The findings of Albrengues et al. suggest that antibodies that block the binding of α3β1 integrin to laminin-111 (rather than blocking all α3β1 integrin binding events) could prevent reactivation of DCCs. Detection of the laminin-111 epitope, exposed by proteolytic processing, by the antibody Ab28 in patients who have undergone surgery and have minimal residual disease may be used as an early marker for relapse, allowing for prompt intervention. Furthermore, the proteolytic degradation of thrombospondin-1 (TSP-1), a protein linked to dormancy and metastasis suppression (14), also has a role in NET-induced reawakening of DCCs. Albrengues et al. found that laminin-111 processing could not induce DCC activation unless TSP-1 was degraded. Therefore, TSP-1 activity may need to be overcome for inflammation or other signals to reawaken dormant DCCs.
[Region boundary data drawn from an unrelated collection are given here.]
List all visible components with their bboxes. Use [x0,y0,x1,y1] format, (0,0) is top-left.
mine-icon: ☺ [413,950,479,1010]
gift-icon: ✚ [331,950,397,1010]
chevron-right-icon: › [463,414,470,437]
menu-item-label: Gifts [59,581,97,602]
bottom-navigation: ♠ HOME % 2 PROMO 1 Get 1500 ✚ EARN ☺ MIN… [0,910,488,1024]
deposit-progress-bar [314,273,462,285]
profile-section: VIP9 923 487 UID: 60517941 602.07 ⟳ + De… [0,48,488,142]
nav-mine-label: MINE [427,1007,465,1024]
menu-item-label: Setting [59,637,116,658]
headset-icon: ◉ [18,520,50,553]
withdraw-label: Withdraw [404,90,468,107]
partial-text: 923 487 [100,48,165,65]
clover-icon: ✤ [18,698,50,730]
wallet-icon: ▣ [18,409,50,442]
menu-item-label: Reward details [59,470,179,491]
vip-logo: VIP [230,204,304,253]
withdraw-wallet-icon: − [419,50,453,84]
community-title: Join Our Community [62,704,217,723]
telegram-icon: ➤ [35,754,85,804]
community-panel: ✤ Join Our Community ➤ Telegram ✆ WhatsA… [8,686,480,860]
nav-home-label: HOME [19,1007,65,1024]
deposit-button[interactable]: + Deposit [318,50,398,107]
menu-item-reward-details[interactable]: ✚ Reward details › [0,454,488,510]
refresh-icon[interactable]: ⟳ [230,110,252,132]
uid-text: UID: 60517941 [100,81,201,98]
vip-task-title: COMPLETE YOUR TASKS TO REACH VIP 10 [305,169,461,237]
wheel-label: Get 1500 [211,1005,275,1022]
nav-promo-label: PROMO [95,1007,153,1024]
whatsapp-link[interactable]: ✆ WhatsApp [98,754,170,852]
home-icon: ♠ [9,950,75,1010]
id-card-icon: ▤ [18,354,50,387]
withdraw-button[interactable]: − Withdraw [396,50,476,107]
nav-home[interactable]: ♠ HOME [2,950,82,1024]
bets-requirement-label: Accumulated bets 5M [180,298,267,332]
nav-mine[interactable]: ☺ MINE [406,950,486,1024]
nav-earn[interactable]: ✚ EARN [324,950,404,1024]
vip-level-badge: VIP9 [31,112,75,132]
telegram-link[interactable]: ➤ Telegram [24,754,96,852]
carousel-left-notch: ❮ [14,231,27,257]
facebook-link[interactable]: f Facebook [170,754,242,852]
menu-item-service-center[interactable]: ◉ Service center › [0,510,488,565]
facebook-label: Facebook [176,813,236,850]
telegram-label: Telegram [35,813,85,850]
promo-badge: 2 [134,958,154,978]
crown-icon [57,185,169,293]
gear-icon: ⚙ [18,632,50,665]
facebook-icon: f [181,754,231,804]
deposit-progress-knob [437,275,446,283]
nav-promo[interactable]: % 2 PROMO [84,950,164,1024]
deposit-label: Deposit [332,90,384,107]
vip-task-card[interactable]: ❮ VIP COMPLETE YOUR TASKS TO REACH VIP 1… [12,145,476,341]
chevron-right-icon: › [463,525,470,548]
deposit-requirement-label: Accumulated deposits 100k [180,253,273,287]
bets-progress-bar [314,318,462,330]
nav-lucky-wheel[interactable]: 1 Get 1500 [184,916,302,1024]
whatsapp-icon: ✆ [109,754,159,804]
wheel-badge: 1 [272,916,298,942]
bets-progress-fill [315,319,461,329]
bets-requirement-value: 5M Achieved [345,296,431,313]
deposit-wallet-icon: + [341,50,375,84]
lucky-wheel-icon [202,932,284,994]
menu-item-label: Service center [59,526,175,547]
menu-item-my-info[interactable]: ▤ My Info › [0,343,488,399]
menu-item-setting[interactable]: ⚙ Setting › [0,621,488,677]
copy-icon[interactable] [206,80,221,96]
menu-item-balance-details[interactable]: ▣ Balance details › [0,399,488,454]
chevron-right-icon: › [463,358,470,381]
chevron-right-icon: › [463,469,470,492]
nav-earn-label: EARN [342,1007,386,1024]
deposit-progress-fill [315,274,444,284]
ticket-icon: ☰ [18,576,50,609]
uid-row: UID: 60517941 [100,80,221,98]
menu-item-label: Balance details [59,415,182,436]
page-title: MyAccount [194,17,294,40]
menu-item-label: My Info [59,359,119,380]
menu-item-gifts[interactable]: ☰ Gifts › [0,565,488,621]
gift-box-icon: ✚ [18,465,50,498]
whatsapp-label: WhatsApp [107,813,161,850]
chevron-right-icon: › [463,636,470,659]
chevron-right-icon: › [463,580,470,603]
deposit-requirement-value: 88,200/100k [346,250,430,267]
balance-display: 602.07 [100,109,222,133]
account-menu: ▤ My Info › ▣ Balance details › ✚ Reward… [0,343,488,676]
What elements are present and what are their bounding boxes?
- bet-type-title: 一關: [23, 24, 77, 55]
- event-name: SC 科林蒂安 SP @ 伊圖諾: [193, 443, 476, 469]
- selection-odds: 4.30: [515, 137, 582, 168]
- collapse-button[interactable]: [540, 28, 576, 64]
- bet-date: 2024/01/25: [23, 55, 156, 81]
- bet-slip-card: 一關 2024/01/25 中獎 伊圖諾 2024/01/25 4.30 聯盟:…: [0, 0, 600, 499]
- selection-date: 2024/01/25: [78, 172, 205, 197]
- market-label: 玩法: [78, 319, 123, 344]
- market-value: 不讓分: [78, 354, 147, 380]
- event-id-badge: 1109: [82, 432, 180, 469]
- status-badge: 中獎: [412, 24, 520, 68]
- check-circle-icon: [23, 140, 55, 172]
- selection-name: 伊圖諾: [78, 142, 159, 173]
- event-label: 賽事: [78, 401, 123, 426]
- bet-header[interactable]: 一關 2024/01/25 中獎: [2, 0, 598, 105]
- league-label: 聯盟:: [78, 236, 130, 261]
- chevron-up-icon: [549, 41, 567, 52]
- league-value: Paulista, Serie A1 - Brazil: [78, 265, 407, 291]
Together, the innovative studies by Pommier et al. and Albrengues et al. open exciting avenues to explore opportunities for monitoring and targeting dormant DCCs during minimal residual disease stages, to explore how DCC dormancy is affected by inflammation, and to identify possible targets in dormant DCCs that may impair the success of stage IV cancer treatments. This work also offers an opportunity to study how the mechanisms found in dormant DCCs are related to organism development and tissue homeostasis. Moreover, how oncogenic driver alterations affect DCCs and how the function of such driver mutations is influenced by dormancy mechanisms can be investigated. This could help to better define safer therapies that specifically target dormant or reactivating DCCs to prevent metastasis and relapse.